Em cartaz até o domingo, 3, o espetáculo, em turnê pelo Norte e Nordeste do País, teria somente duas sessões e estrearia amanhã, mas em função das vendas terem esgotado com impressionantes 15 dias de antecedência – uma vez que se trata de teatro –, a produção decidiu por uma sessão extra, justamente a de hoje.
O espetáculo conta a história de Tom, um jovem publicitário gay que perde o namorado em um acidente de moto. Então, ele decide viajar até a fazenda da família do companheiro, onde vai ser realizado o funeral. Ao chegar, encontra a mãe do falecido e descobre que ela não sabia da existência dele, e muito menos que o filho era gay.
Imerso nesse ambiente rural, Tom é envolvido em uma trama de mentiras criadas pelo cunhado, através de um jogo psicológico, físico e violento. A peça traz a sexualidade como ponto de partida para falar de homofobia, violência, desejo e seus silenciamentos.
Protagonista do espetáculo, o ator Armando Babaioff (da novela Segundo Sol) diz que a peça quer propor uma reflexão sobre o nosso tempo.
“Cada um vai fazer a sua leitura, de acordo com a própria história de vida. Eu conheço algum Tom? Eu já menti para proteger alguém? Já senti medo e desejo em ambiente hostil? Já me deparei com uma situação limite? Como me saí? As perguntas são infinitas e eu não sei se esse propósito é alcançado sempre, mas posso dizer que os relatos que recebemos nos fazem acreditar que sim”, observa Babaioff.
Premiado
Em cena desde 2017, quando estreou no Rio de Janeiro, o espetáculo – visto por mais de 60 mil pessoas em centenas de apresentações – já ganhou os prêmios de melhor ator para Gustavo Rodrigues, que vive o cunhado Francis, e melhor direção para Rodrigo Portella, na 30ª edição do Prêmio Shell de Teatro.

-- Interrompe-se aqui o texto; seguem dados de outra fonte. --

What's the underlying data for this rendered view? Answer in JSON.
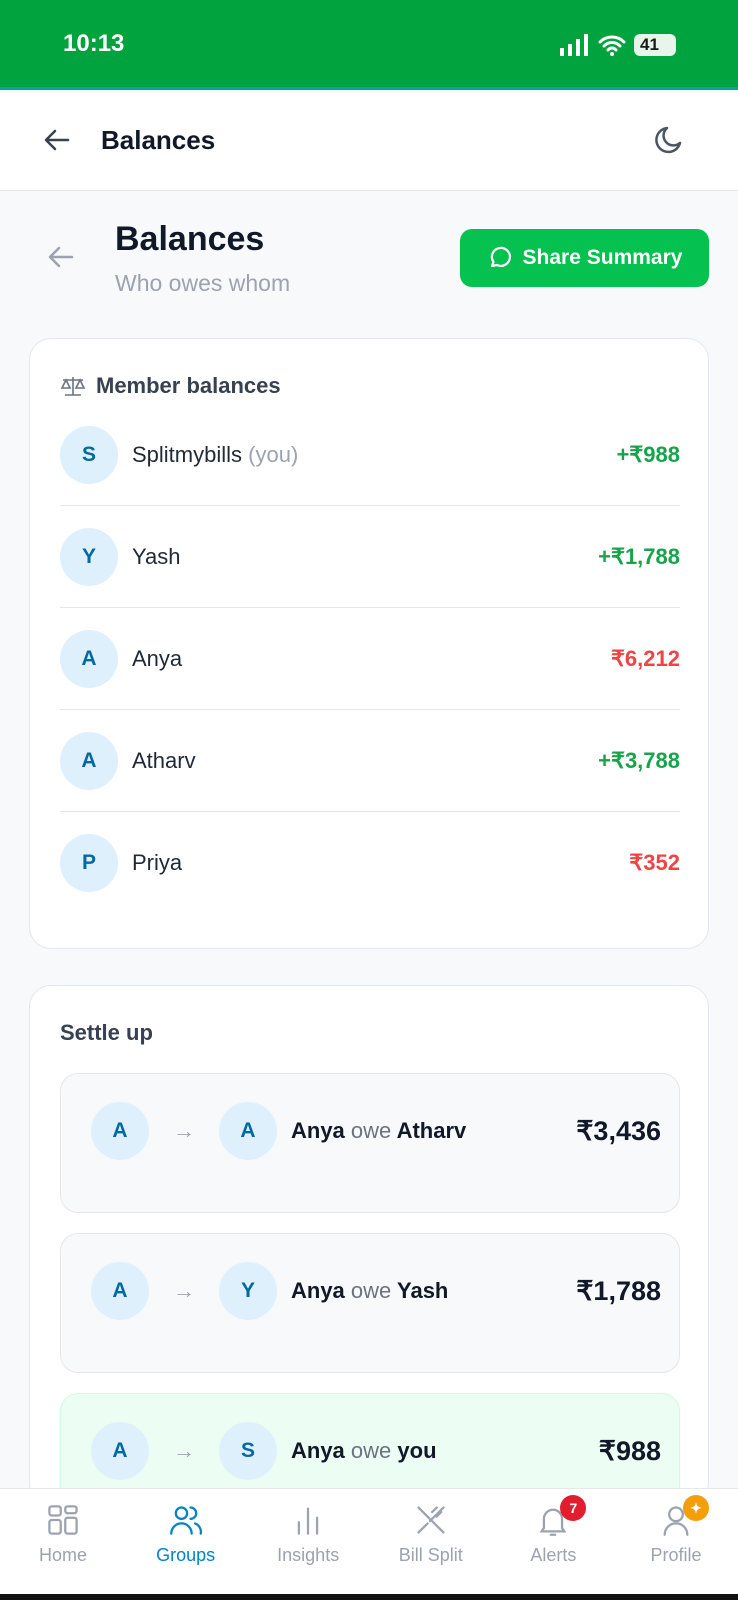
{
  "status": {
    "time": "10:13",
    "battery": "41"
  },
  "appbar": {
    "title": "Balances"
  },
  "page": {
    "title": "Balances",
    "subtitle": "Who owes whom",
    "share_label": "Share Summary"
  },
  "members": {
    "heading": "Member balances",
    "items": [
      {
        "initial": "S",
        "name": "Splitmybills",
        "suffix": "(you)",
        "amount": "+₹988",
        "type": "pos"
      },
      {
        "initial": "Y",
        "name": "Yash",
        "suffix": "",
        "amount": "+₹1,788",
        "type": "pos"
      },
      {
        "initial": "A",
        "name": "Anya",
        "suffix": "",
        "amount": "₹6,212",
        "type": "neg"
      },
      {
        "initial": "A",
        "name": "Atharv",
        "suffix": "",
        "amount": "+₹3,788",
        "type": "pos"
      },
      {
        "initial": "P",
        "name": "Priya",
        "suffix": "",
        "amount": "₹352",
        "type": "neg"
      }
    ]
  },
  "settle": {
    "heading": "Settle up",
    "items": [
      {
        "from_initial": "A",
        "to_initial": "A",
        "from": "Anya",
        "verb": "owe",
        "to": "Atharv",
        "amount": "₹3,436"
      },
      {
        "from_initial": "A",
        "to_initial": "Y",
        "from": "Anya",
        "verb": "owe",
        "to": "Yash",
        "amount": "₹1,788"
      },
      {
        "from_initial": "A",
        "to_initial": "S",
        "from": "Anya",
        "verb": "owe",
        "to": "you",
        "amount": "₹988"
      }
    ]
  },
  "nav": {
    "items": [
      {
        "label": "Home"
      },
      {
        "label": "Groups",
        "active": true
      },
      {
        "label": "Insights"
      },
      {
        "label": "Bill Split"
      },
      {
        "label": "Alerts",
        "badge": "7"
      },
      {
        "label": "Profile"
      }
    ]
  },
  "colors": {
    "brand": "#00a33d",
    "accent": "#05c150",
    "positive": "#16a34a",
    "negative": "#ef4444",
    "active_nav": "#0284c7"
  }
}
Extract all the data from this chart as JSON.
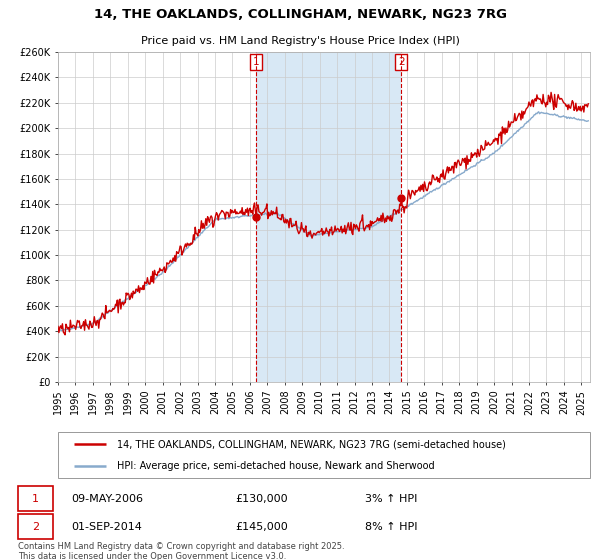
{
  "title": "14, THE OAKLANDS, COLLINGHAM, NEWARK, NG23 7RG",
  "subtitle": "Price paid vs. HM Land Registry's House Price Index (HPI)",
  "hpi_label": "HPI: Average price, semi-detached house, Newark and Sherwood",
  "price_label": "14, THE OAKLANDS, COLLINGHAM, NEWARK, NG23 7RG (semi-detached house)",
  "price_color": "#cc0000",
  "hpi_color": "#88aacc",
  "shade_color": "#d8e8f5",
  "bg_color": "#ffffff",
  "grid_color": "#cccccc",
  "ylim": [
    0,
    260000
  ],
  "yticks": [
    0,
    20000,
    40000,
    60000,
    80000,
    100000,
    120000,
    140000,
    160000,
    180000,
    200000,
    220000,
    240000,
    260000
  ],
  "sale1_date": "09-MAY-2006",
  "sale1_price": 130000,
  "sale1_label": "3% ↑ HPI",
  "sale1_year": 2006.36,
  "sale2_date": "01-SEP-2014",
  "sale2_price": 145000,
  "sale2_label": "8% ↑ HPI",
  "sale2_year": 2014.67,
  "footer": "Contains HM Land Registry data © Crown copyright and database right 2025.\nThis data is licensed under the Open Government Licence v3.0.",
  "x_start": 1995.0,
  "x_end": 2025.5,
  "xticks": [
    1995,
    1996,
    1997,
    1998,
    1999,
    2000,
    2001,
    2002,
    2003,
    2004,
    2005,
    2006,
    2007,
    2008,
    2009,
    2010,
    2011,
    2012,
    2013,
    2014,
    2015,
    2016,
    2017,
    2018,
    2019,
    2020,
    2021,
    2022,
    2023,
    2024,
    2025
  ]
}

Segundo Armando Babaioff, que também é idealizador da peça e tradutor do texto, a construção da mentira é o grande mote de Tom na Fazenda. “Quando Tom chega e encontra Ágatha, a mãe do morto, ele se surpreende porque ela não sabe quem ele é. Não sabe que o filho era homossexual. Ela viveu anos pensando que ele tinha uma namorada na cidade. A mentira já existe muito antes da chegada dele. Tom entende rapidamente a situação”, explica o ator.
“E não desmente inicialmente por delicadeza, afinal é a véspera do funeral. E depois porque Francis, o filho mais velho, o ameaça com violência. Que é onde entra a homofobia, costurando os rumos dessa mentira. Imagina chegar para enterrar o namorado e imediatamente perder essa identidade? Deixar de ser companheiro, deixar de ser amor, deixar de ser gay”, complementa Babaioff.
Ele defende que é preciso montar espetáculos de temática homoafetiva para entender melhor os caminhos da sexualidade. “A única certeza que tive após a leitura (da obra de Bouchard) era de que eu precisava montar essa peça para refletir sobre a natureza das relações amorosas e familiares, os arranhões nas diferentes formas de enxergar o mundo, a perda da identidade, os efeitos devastadores de uma mentira, a homofobia na essência”.
Com quase 30 anos de carreira, Babaioff lembra ainda que os personagens gays já fazem parte do currículo. “Em 2010, fiz o Thalles em Ti Ti Ti (novela). No teatro, fiz Quietude (2001), uma releitura de Maurice, de E. M. Forster, e O que Você Mentir Eu Acredito (2013), baseado na obra de Caio Fernando Abreu, ambas dirigidas por Rodrigo Portella”. E arremata: “O processo de Tom na Fazenda foi tão intenso que tornou mais confortável conseguir me comunicar com um universo do qual eu também faço parte”.
Falsa namorada
Além dele, o elenco da montagem conta também com o ator Gustavo Rodrigues (Francis) e as atrizes Soraya Ravenle (Ágatha) e Camila Nhary, que vive Sara, a falsa namorada do morto.
“Ela topa ir até a fazenda para representar essa namorada a pedido do Tom, que quer agradar a mãe do falecido namorado. A personagem Helen, a “namorada” que foi inventada pelo irmão do falecido, não fala português, então ela é obrigada a usar seu parco e péssimo inglês para participar da trama, trazendo um alívio cômico para o espetáculo”, revela Nhary.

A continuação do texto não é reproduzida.